Health care is another area of continuing interest for us. Europe is home to many high-quality pharmaceutical companies that are leading in immunotherapy, an area with applications ranging from treatment of various types of cancer to obesity. Roche and Novartis are the largest and most obvious; they offer the potential for capital appreciation with an attractive dividend yield above 3% (as of June 30th). But our analysts believe there are many other smaller companies with viable drugs in their pipelines.
Fundamentals matter: Europe and Asia are home to some very well-run companies.
After I have decided that I like the fundamentals of a company, I always go back to basics, which for me is that a stock’s return is capital appreciation plus the dividend. The reality today is that dividend yields are higher outside the U.S., and capital appreciation may be higher than it seems on the surface. Many companies also have a strong culture of paying dividends — they are very focused on paying the cash flow back to shareholders. When I look at operating profit rather than EPS, the growth rates of many European companies are comparable to those in the U.S.
In the U.S. there is tremendous focus on buybacks to sustain a steady growth of earnings per share (EPS). There is less focus on operating profit and organic growth. Companies are taking on debt to buy back stock. As a result, the EPS grows much faster than the operating profit. That is not a common tradition outside the U.S. Certain companies do it, but on a far smaller scale and with less frequency. And even when they do, they don't often cancel the stock, so it does not translate to EPS growth.
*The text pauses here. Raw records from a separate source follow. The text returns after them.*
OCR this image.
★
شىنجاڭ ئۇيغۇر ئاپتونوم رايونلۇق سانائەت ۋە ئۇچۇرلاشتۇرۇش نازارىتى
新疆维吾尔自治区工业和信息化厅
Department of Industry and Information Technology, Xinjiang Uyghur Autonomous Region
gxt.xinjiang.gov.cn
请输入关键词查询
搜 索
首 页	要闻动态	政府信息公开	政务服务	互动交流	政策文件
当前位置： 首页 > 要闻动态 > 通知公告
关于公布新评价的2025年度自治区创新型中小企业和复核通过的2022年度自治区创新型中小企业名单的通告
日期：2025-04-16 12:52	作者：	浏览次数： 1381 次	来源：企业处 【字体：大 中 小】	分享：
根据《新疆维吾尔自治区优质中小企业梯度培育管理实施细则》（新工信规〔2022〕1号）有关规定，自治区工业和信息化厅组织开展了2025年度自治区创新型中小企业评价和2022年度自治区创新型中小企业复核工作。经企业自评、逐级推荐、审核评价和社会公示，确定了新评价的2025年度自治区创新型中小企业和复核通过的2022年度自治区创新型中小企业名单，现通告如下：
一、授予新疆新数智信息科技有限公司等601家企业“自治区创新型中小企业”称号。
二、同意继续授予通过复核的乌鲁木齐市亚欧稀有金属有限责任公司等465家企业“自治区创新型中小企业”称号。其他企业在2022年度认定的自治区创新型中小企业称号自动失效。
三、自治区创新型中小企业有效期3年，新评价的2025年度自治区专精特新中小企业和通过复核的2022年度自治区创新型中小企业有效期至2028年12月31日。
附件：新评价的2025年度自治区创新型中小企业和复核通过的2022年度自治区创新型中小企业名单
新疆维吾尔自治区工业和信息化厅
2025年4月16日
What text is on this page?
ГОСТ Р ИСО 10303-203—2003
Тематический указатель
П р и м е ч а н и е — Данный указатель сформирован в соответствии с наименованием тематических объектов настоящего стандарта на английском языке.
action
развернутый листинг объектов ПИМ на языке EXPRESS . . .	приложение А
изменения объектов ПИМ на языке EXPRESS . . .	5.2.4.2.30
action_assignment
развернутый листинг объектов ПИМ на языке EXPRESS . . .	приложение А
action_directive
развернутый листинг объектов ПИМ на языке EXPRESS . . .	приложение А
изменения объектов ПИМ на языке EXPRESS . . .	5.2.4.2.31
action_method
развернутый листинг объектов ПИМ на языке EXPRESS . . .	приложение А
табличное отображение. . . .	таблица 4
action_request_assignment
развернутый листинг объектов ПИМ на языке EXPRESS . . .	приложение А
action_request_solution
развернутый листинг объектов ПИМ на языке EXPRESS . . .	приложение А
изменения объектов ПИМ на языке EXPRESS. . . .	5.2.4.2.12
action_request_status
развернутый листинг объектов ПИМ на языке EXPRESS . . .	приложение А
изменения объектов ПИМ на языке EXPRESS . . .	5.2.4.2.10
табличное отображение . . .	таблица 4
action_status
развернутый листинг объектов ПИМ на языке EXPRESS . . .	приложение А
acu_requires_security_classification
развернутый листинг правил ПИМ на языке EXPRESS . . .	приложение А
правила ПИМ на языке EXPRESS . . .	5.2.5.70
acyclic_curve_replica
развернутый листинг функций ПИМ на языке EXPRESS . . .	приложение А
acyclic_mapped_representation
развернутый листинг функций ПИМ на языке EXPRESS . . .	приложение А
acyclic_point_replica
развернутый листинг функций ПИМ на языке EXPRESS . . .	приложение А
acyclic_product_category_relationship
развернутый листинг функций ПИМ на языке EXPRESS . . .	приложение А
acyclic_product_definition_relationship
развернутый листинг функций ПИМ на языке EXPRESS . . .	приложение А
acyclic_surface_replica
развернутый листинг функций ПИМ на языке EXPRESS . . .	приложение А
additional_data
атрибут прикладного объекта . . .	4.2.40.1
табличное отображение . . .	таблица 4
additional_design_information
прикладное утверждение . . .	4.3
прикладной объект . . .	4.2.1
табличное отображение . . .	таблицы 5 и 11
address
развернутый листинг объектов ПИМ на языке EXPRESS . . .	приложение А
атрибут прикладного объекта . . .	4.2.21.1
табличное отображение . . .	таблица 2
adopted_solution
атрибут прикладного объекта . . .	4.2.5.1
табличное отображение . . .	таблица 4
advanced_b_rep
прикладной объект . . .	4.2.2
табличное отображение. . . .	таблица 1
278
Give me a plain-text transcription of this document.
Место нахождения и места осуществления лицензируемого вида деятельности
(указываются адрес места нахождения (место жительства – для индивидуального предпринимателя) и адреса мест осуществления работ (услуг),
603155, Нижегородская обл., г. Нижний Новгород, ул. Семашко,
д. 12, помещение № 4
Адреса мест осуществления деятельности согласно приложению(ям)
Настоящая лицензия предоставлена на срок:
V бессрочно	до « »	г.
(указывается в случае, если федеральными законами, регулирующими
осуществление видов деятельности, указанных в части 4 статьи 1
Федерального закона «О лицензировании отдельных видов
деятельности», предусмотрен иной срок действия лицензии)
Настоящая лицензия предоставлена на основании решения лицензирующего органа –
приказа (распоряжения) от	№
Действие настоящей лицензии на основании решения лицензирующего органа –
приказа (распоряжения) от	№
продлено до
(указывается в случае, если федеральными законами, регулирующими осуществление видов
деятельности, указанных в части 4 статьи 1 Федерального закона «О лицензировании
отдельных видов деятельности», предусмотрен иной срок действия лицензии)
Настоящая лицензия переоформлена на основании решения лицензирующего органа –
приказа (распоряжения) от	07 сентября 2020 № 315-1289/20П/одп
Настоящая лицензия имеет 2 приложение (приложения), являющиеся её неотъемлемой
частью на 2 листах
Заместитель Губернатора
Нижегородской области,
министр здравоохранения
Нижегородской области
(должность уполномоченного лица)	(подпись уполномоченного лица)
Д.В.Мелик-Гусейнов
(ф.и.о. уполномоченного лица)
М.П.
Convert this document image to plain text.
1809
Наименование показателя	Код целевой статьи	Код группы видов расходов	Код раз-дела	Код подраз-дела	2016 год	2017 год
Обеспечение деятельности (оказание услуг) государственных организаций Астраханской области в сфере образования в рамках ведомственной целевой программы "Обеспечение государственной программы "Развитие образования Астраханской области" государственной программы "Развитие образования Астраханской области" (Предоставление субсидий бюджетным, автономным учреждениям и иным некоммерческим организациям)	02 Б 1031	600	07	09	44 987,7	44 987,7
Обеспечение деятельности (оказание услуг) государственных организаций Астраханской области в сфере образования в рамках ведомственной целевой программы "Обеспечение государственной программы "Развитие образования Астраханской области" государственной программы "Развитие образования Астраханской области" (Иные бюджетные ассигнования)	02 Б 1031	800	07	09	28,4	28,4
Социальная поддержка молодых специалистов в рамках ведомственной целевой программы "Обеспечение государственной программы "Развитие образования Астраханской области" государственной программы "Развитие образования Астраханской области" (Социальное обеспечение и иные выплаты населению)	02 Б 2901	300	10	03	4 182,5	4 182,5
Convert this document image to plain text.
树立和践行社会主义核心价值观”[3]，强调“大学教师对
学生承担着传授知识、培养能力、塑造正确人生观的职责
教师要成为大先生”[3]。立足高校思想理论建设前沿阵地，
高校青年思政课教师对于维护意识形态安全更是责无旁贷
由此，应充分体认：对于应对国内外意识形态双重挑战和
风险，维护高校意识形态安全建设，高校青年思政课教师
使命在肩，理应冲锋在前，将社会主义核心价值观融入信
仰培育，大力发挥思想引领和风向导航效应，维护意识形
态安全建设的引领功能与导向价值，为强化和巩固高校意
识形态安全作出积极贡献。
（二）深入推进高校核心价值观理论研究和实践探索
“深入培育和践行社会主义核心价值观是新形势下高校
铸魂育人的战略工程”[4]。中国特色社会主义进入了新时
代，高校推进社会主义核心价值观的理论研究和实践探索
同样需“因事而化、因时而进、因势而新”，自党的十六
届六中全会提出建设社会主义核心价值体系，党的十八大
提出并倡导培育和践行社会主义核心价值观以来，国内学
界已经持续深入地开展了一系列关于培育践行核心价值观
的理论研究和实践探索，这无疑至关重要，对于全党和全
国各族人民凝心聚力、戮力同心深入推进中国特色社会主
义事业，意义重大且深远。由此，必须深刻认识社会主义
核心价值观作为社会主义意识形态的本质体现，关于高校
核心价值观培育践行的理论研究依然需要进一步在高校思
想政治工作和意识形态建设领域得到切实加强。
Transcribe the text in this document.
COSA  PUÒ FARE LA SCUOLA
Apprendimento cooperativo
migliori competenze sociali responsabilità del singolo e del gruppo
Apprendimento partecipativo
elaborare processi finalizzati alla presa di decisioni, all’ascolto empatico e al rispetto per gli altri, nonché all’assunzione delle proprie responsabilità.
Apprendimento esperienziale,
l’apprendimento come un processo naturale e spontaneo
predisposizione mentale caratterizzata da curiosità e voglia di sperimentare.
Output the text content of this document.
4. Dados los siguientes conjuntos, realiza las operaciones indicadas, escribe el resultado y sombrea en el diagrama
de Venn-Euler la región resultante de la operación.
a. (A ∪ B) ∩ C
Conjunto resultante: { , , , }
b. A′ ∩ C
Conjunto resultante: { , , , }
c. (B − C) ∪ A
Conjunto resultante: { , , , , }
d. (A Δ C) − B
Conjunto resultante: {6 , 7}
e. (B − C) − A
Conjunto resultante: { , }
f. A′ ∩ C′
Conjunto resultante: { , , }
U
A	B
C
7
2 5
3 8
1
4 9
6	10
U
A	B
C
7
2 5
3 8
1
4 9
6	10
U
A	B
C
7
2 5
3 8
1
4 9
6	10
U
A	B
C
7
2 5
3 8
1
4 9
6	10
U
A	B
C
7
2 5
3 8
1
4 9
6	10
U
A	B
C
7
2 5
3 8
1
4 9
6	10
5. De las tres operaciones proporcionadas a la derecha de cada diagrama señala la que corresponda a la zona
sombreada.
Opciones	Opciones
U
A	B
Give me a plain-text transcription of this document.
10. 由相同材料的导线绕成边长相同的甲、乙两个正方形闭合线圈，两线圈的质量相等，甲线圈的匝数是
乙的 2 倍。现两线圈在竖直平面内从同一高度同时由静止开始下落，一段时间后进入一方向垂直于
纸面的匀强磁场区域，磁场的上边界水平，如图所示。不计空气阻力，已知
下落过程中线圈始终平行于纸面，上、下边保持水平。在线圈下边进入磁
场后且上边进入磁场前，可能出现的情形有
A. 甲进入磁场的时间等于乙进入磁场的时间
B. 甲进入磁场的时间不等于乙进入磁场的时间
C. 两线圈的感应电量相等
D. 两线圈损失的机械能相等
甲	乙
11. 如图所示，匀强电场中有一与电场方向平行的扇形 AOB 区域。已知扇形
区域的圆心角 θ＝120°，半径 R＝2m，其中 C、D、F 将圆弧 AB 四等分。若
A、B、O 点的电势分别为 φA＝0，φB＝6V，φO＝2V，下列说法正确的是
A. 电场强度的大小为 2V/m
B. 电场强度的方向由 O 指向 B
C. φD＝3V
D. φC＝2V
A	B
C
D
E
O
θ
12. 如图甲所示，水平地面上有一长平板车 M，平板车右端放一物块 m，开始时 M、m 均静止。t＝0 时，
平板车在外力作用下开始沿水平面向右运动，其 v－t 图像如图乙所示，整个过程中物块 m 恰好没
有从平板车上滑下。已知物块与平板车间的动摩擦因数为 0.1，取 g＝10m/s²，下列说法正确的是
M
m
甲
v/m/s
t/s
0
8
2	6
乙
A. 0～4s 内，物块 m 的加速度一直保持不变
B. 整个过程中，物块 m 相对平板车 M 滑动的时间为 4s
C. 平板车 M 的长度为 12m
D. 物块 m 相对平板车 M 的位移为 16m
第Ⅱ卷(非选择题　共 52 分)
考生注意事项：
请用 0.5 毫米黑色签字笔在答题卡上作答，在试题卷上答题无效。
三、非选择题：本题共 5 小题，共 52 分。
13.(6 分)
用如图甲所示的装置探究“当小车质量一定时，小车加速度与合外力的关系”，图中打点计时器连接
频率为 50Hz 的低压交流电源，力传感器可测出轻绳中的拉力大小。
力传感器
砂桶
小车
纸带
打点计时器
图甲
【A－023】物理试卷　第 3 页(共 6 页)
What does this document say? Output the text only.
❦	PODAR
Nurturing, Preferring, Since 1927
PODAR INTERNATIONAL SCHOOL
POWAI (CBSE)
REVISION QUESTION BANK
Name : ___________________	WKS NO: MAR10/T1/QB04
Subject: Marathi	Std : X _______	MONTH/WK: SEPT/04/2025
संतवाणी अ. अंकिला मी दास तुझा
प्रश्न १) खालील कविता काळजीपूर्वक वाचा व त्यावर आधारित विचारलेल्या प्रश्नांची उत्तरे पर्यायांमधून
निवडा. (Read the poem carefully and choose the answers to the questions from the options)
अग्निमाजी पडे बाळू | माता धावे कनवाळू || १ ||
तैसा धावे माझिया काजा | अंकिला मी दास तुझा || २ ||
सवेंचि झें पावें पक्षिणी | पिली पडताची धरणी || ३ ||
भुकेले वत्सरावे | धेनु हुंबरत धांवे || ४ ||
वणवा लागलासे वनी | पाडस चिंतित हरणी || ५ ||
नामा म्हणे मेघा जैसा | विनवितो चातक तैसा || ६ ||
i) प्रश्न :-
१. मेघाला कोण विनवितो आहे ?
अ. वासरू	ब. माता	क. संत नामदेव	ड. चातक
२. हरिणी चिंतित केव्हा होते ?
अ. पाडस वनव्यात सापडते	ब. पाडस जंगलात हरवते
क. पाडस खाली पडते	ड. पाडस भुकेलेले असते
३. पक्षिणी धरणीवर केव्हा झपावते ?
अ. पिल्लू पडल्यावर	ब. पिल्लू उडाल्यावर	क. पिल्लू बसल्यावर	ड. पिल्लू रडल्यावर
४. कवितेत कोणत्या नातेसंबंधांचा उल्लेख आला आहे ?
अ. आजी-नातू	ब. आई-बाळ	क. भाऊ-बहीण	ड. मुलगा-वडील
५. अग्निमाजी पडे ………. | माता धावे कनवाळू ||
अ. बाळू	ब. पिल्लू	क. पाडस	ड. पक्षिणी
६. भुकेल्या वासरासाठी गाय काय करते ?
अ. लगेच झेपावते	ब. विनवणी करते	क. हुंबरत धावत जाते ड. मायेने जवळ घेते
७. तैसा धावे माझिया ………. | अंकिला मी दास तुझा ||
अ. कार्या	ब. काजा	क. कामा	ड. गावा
Companies cannot borrow indefinitely to pay dividends. Nor can they take too much of the operating cash flow to pay dividends to shareholders because that usually comes at the cost of the reinvestment cycle.
A well-balanced company is one that is able to take some of its operating cash flow, deploy it to the needs of the business and then look at other sources of growth — be it through acquisition or otherwise. At the end of the day, there should still be some cash left to service a stable but growing dividend policy. There is a discipline both to the management of the business and the capital structure. In my experience, those companies that are able to balance both tend to have very good stock price evolution over extended periods of time. And those are the companies that I look to invest in for the long term.
Gerald Du Manoir is an equity portfolio manager with 29 years of investment experience, 28 with Capital Group. Earlier in his career at Capital, he covered European construction and building materials and European consumer goods companies as an investment analyst. He holds a degree in international finance from the Institut Superieur de Gestion in Paris.
Investing outside the United States involves risks, such as currency fluctuations, periods of illiquidity and price volatility. These risks may be heightened in connection with investments in developing countries.